How to solve double limit $\lim_{m\to\infty}[\lim_{n\to\infty}(\cos(m!\cdot \pi\cdot x))^{2n}]$

Question

Please provide some hints as to how to solve questions with double limits such as this:

$$\lim_{m\to\infty}\left[\lim_{n\to\infty}(\cos(m!\cdot \pi\cdot x))^{2n}\right]$$

One of the things I did was convert the original function to: $$e^{n\ln(\cos(m!\cdot\pi\cdot x)^2)}$$ and then change cosine into sine and take $t=1/m$, and try to use $$\lim \frac{\sin(m!\cdot\pi\cdot x)}{m!\cdot\pi\cdot x}$$ but that only messed it up even further. I obviously can't use L'Hopital as not both the numerator and denominator go to zero.

Another thing was to try to use the power series expansion, but that seemed even more complicated as there is still the power of 2n to deal with.

Please help! Thanks.

Answer 1

Hint: Look separately at $x$ irrational, $x$ rational.

If $x$ is irrational, then $\cos(m!\pi x)$ has absolute value less than $1$.

If $x$ is rational, say $\frac{a}{b}$ where $a$ and $b$ are integers, what is the value of $\cos(m!\pi x)$ for large enough $m$?

Detail: Suppose that $x$ is irrational. Fix $m$. Then $m!\pi x$ is not an integer multiple of $\pi$. It follows that $|\cos(m!\pi x)|\lt 1$. Let $c_m=\cos(m\pi x)$. Since $c_m$ has absolute value less than $1$, we have $\lim_{n\to\infty} c_m^{2n}=0$. Thus our double limit is $\lim_{m\to\infty} 0$, which is $0$.

Now suppose that $x$ is rational. Then we can assume that $x=\frac{a}{b}$, where $a$ and $b$ are integers. Without loss of generality we may suppose that $b$ is positive.
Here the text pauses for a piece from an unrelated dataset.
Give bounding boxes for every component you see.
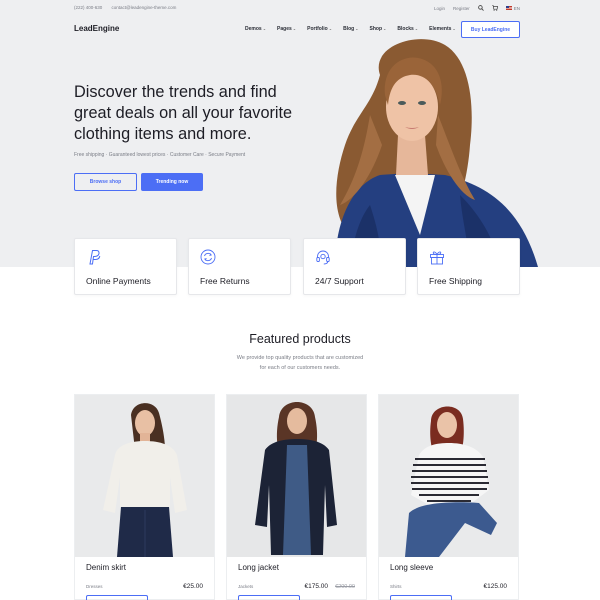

Let $m\ge b$. Then $m!x=(b-1)!a$. Thus $m!\pi x$ is an integer multiple of $\pi$. It follows that $\cos(m!\pi x)=\pm 1$, and therefore $(\cos(m!\pi x))^{2n}=1$. Thus for any $m\ge b$, we have $$\lim_{n\to\infty} (\cos(m!\pi x))^{2n}=1.$$ We conclude that $$\lim_{m\to\infty}\left[ \lim_{n\to\infty} (\cos(m!\pi x))^{2n} \right]=1.$$